3. Clearly the following two things are true. (a) The integral of f between a and b -- call this I(f,a,b) -- lies between (b-a).lb(f,a,b) and (b-a).ub(f,a,b). (b) I(f,a,b) = I(f,a,m) + I(f,m,b) where m = (a+b)/2. (Or indeed where m = anything else.)
4. (3a) gives us a crude way to evaluate I(a,b) roughly. Typically it's very crude, but it's guaranteed correct and as a,b get closer together it converges on the right answer. (3b) gives us a way to evalute I(f,a,b) more accurately, by using integrals over shorter intervals.
5. So, he defines I(f,a,b) = (3a) intersect (3b), where that's a lazy intersection on "lazy numbers". The idea is that when you query it, it uses (3a) if that's enough to get the accuracy you need, and otherwise it uses (3b) to do better.
6. There are a whole lot of details being swept under the rug here. For instance, when you take the (3b) branch, how much accuracy do you need from the two subproblems to get the requested accuracy for the final result? (This question is relevant only if the unspecified functionality provided by his lazy numbers really is "give me an interval of length at most L containing the correct value". If instead what you get is "tell me whether the correct value is above or below X", there's a different problem, which is that if X happens to be the correct value then the computation will continue for ever until you run out of memory or terminate it.) One possible answer is that you demand twice as accurate a result from each sub-computation. I think that in this case the algorithm will in general not actually terminate, but I haven't thought it through carefully.

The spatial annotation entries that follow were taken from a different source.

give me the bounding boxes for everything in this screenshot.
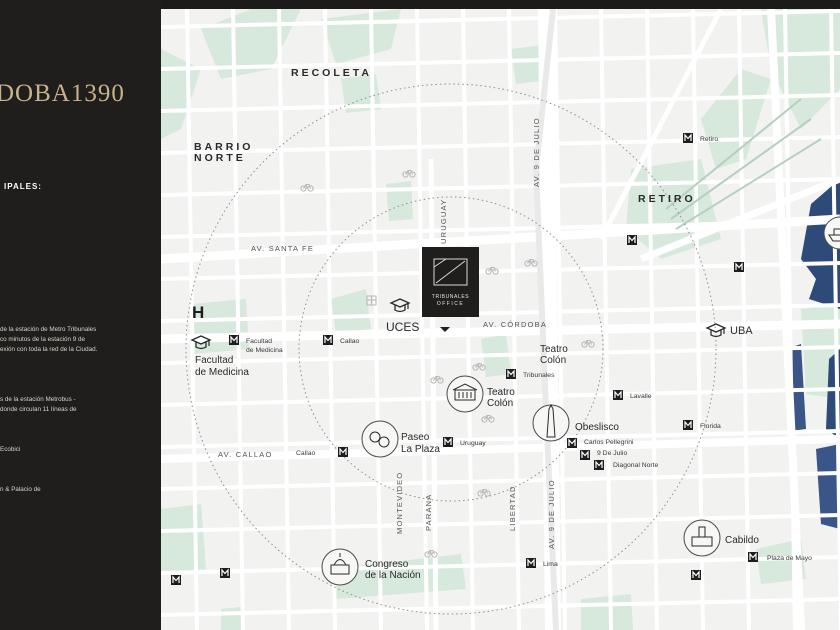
landmark-facultad-2: de Medicina: [195, 367, 249, 378]
street-av-9-de-julio-bottom: AV. 9 DE JULIO: [547, 479, 556, 549]
neighborhood-recoleta: RECOLETA: [291, 67, 372, 79]
metro-icon: [747, 551, 759, 563]
hospital-icon: H: [192, 303, 204, 322]
street-parana: PARANA: [424, 494, 433, 532]
street-av-santa-fe: AV. SANTA FE: [251, 244, 314, 253]
street-av-callao: AV. CALLAO: [218, 450, 273, 459]
metro-icon: [579, 449, 591, 461]
office-logo-line2: OFFICE: [437, 301, 464, 307]
metro-label-facultad-medicina-2: de Medicina: [246, 347, 283, 354]
metro-label-carlos-pellegrini: Carlos Pellegrini: [584, 439, 634, 446]
sidebar-panel: DOBA1390 IPALES: de la estación de Metro…: [0, 0, 161, 630]
metro-label-tribunales: Tribunales: [523, 372, 555, 379]
landmark-teatro-colon-label-2: Colón: [540, 355, 566, 366]
metro-label-callao-1: Callao: [340, 338, 359, 345]
metro-icon: [337, 446, 349, 458]
landmark-cabildo: Cabildo: [725, 535, 759, 546]
map[interactable]: RECOLETA BARRIO NORTE RETIRO AV. SANTA F…: [161, 9, 840, 630]
sidebar-item-metrobus: s de la estación Metrobus - donde circul…: [0, 396, 77, 413]
neighborhood-barrio-norte-2: NORTE: [194, 152, 246, 164]
metro-icon: [442, 436, 454, 448]
landmark-teatro-colon-2: Colón: [487, 398, 513, 409]
project-title: DOBA1390: [0, 80, 125, 107]
metro-icon: [228, 334, 240, 346]
office-logo-line1: TRIBUNALES: [432, 294, 469, 300]
neighborhood-retiro: RETIRO: [638, 193, 696, 205]
metro-label-9-de-julio: 9 De Julio: [597, 450, 627, 457]
metro-label-diagonal-norte: Diagonal Norte: [613, 462, 659, 469]
metro-label-lima: Lima: [543, 561, 558, 568]
metro-icon: [170, 574, 182, 586]
metro-icon: [682, 419, 694, 431]
sidebar-item-ecobici: Ecobici: [0, 446, 21, 453]
section-heading: IPALES:: [4, 182, 42, 191]
metro-icon: [322, 334, 334, 346]
metro-icon: [682, 132, 694, 144]
landmark-paseo-1: Paseo: [401, 432, 430, 443]
street-av-cordoba: AV. CÓRDOBA: [483, 320, 547, 329]
landmark-teatro-colon-label-1: Teatro: [540, 344, 568, 355]
metro-icon: [690, 569, 702, 581]
metro-label-uruguay: Uruguay: [460, 440, 486, 447]
landmark-congreso-2: de la Nación: [365, 570, 421, 581]
metro-icon: [505, 368, 517, 380]
metro-icon: [626, 234, 638, 246]
top-bar: [161, 0, 840, 9]
metro-icon: [593, 459, 605, 471]
metro-icon: [612, 389, 624, 401]
landmark-teatro-colon-1: Teatro: [487, 387, 515, 398]
metro-icon: [733, 261, 745, 273]
metro-label-plaza-de-mayo: Plaza de Mayo: [767, 555, 812, 562]
metro-icon: [525, 557, 537, 569]
metro-label-florida: Florida: [700, 423, 721, 430]
landmark-facultad-1: Facultad: [195, 355, 233, 366]
landmark-congreso-1: Congreso: [365, 559, 409, 570]
landmark-uces: UCES: [386, 320, 419, 334]
street-uruguay: URUGUAY: [439, 199, 448, 244]
metro-icon: [219, 567, 231, 579]
metro-label-facultad-medicina-1: Facultad: [246, 338, 272, 345]
metro-label-retiro: Retiro: [700, 136, 718, 143]
landmark-obelisco: Obeslisco: [575, 422, 619, 433]
metro-label-callao-2: Callao: [296, 450, 315, 457]
street-libertad: LIBERTAD: [508, 485, 517, 531]
metro-label-lavalle: Lavalle: [630, 393, 652, 400]
landmark-uba: UBA: [730, 325, 753, 337]
street-av-9-de-julio-top: AV. 9 DE JULIO: [532, 117, 541, 187]
street-montevideo: MONTEVIDEO: [395, 472, 404, 534]
sidebar-item-palacio: n & Palacio de: [0, 486, 41, 493]
landmark-paseo-2: La Plaza: [401, 444, 440, 455]
sidebar-item-metro: de la estación de Metro Tribunales co mi…: [0, 326, 98, 353]
metro-icon: [566, 437, 578, 449]
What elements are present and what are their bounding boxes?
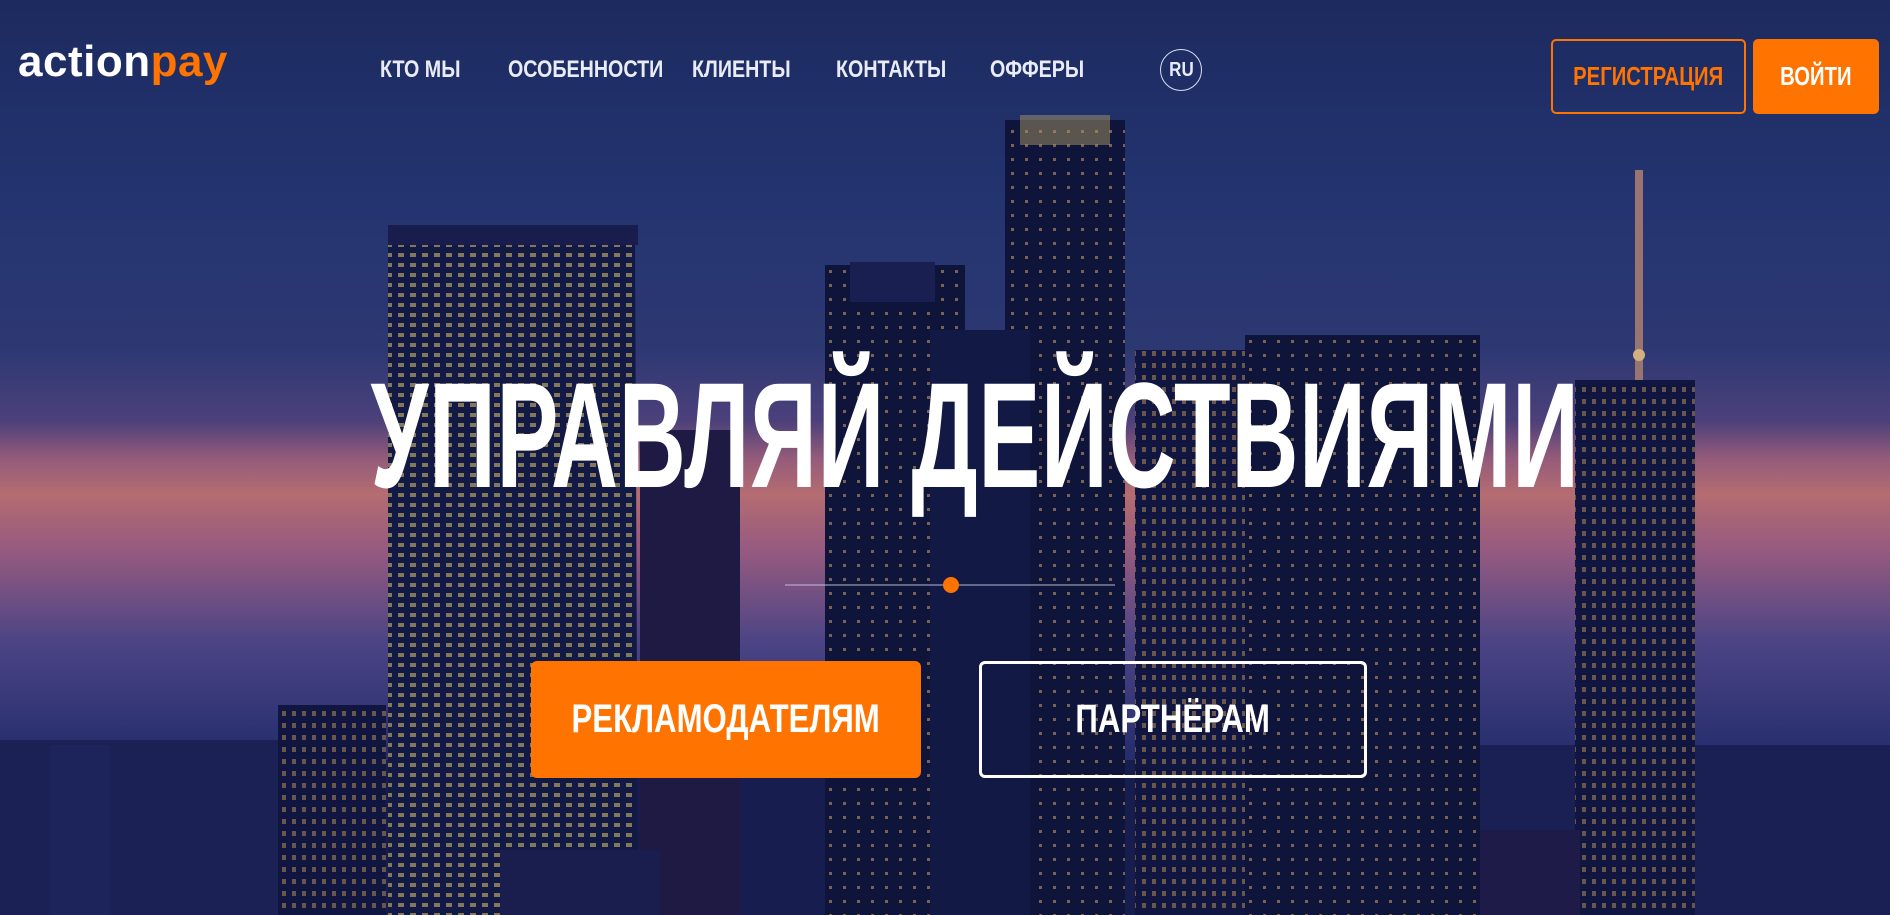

7. So the whole thing is a bit like the following (with apologies for absence of formatting):
integral(f,a,b,tolerance) = let lb,ub = bounds(f,a,b) in {if abs(b-a)abs(ub-lb) <= tolerance then (b-a)[lb,ub] else let m = (a+b)/2 in integral(f,a,m,tolerance/2) + integral(f,m,b,tolerance/2)}
except that (a) it uses lazy evaluation to make it so that you call integral(f,a,b) and then repeatedly feed tolerance values to that, (b) because of this it's presumably able to do less redundant recomputation when you do the calculation repeatedly with different tolerances, and (c) the actual way in which the tolerances are handled may be different.